Monday, May 07, 2007

about that comedy central audition...

i got seen for a comedy central promo on friday. i didn't know exactly what that meant -- promo. i'm thinking, it's kinda like a commercial, right? no matter what it actually is, the audition will feel like a commercial one: i'll say the lines, they'll give me direction, i'll readjust -- but not too big -- and then maybe more direction, more readjustment, a thank you and i'm out. it's a routine that hardly ever changes with camerawork. no matter. i'm ready.

they said casual business attire. i wore a button front denim dress because i didn't have any cash money to run out and buy something to wear for the moment, like i usually did when all of my clothes were dirty. why didn't i have any clean clothes? because the elevator in my building is being upgraded and i didn't feel like hauling three large loads in a rickety cart up and down three flights of stairs. that's why. i waited until everything was dirty and it still wasn't fixed. oh, well.

which wig did i wear in my arsenal? did i do something extra-fancy with my natural hair? what about those cornrows? frankly, i didn't have the energy to bother. i decided to wow them with something really spectacular: my self. i came to this decision in part because of a conversation i had with my father, wherein i told him i got the prego commercial and that it was running but he probably wouldn't recognize me because i had that wig on (come on, you know the one) and then he told me that the reason why i got the prego commercial was because the wig made me look like a lady. then he said a lot of other stuff. like how he was kidding, and how i was supposed to be intelligent enough to know when he was joking. so i told him that i was completely daft but i knew enough to know that people say what they really mean when they're kidding around. and that was his passive-aggressive way of telling me what he thought of my hair. and why did i go for years wearing wigs to auditions and getting nothing. and yeah, he could give my mother the phone back now, and he's like, no, let's talk. and i'm like, i don't have anything to say to you. and that's when we were off to the races.

so when they called me in, i thought, you know what? i don't have the energy, the wherewithal, the time or the inclination to try to figure out what these executive corporate white people -- or my stubborn father, for that matter -- want me to look like as a black woman. they all think they know me, they all think they've got me figured out, and none of them do. especially my daddy. i mean, i've had it.

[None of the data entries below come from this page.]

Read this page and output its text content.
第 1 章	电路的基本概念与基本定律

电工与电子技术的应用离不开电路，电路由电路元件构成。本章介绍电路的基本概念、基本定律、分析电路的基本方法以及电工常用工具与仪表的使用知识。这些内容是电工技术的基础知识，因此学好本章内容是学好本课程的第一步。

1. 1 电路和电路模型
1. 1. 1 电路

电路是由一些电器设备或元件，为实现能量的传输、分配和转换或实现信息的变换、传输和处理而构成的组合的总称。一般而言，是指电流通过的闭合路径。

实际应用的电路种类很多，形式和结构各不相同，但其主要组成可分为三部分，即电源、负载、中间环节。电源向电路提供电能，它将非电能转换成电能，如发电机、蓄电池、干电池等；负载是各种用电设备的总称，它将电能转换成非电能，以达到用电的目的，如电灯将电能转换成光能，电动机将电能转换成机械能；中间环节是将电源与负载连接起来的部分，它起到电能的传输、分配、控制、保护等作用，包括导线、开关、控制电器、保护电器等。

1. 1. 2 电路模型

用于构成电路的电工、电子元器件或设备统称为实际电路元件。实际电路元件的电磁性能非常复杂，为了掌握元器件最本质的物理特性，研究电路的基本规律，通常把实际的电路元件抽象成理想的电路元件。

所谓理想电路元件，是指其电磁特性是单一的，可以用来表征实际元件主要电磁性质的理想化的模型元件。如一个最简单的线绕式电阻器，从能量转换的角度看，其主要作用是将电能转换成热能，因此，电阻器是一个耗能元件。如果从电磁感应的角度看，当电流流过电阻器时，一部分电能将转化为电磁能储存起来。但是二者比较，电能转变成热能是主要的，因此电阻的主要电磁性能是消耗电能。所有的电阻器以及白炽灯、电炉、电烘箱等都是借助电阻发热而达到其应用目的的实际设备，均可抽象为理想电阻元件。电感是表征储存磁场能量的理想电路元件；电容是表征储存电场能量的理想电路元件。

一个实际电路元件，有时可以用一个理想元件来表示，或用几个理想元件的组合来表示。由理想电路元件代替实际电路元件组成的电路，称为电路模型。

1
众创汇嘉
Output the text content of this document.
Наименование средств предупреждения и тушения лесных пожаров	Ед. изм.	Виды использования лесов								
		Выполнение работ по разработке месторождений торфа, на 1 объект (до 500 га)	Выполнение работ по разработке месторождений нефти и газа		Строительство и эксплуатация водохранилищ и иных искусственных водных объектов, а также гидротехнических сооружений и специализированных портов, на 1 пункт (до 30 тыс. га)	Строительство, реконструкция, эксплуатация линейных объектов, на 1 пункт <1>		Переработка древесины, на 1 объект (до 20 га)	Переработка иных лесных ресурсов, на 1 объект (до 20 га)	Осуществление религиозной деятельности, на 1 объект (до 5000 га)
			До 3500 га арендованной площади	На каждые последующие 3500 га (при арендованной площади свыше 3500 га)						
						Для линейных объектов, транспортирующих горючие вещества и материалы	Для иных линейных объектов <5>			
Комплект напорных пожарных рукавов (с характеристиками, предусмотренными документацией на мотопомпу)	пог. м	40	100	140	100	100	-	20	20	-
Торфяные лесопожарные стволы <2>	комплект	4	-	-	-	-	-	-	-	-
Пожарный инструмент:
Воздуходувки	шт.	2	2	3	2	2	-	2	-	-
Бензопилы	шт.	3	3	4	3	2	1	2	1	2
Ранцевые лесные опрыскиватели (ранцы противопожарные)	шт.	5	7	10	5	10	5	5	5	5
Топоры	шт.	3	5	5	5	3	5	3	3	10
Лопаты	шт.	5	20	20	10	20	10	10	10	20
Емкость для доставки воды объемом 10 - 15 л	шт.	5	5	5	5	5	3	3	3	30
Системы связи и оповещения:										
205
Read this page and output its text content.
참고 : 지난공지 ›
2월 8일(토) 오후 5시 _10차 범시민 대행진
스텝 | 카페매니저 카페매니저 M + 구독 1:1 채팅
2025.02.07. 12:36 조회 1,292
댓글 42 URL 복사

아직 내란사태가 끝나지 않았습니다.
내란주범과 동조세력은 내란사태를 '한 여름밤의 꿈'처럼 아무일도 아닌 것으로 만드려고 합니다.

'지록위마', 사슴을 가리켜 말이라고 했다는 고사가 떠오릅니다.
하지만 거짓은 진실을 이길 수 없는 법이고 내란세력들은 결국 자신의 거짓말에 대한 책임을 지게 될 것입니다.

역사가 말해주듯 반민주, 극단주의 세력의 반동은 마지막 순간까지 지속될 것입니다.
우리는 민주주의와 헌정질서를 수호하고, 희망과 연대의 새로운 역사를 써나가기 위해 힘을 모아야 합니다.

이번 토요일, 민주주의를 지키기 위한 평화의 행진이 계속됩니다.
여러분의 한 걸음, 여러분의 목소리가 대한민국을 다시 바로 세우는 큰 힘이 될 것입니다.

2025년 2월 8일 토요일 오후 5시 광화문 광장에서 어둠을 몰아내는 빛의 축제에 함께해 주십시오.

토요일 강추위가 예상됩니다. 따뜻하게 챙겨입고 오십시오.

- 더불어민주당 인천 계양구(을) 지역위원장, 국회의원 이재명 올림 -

don't get me wrong. i'll work harder than anyone. i'll readjust. i'll wear a wig. why not? i like wigs. but this -- telling me in no uncertain terms that i'm patently unattractive because i don't straighten my hair -- this is over the top. the world tells me this every day but i don't listen. it shouldn't be a struggle to know that what i am is enough and to live that out in the ordinary moments of my world.

i know what you're thinking: it's just hair! but you know what? it's not. not when you're black and female.

so i showed up at liz lewis casting on time with a tight afro wearing a denim dress and some boots, took my polaroid smiling like mona lisa, and sat amongst gleamingly permed hair-dos and office casual outfits straight out of central casting until my name was called. i remember something about jack link. i remember having them pitch different office scenarios at me. i remember some white guy talking like mr. t at me, and me having to react to that, and everyone in the room laughing at what i did. wierd.

and then the next thing i knew, i was back on the sidewalk making my way through the breezy sunshiny streets, wondering what happened and somehow knowing exactly what happened. telling myself i didn't care -- and meaning it. i've always got way bigger catfish to skin and fry. it won't be the beginning of the world if i get it. it won't be the end of the world if i don't. but i would like to get it, just to leave my hair the way it is and in so doing, to silence my father -- if that's possible. and it isn't.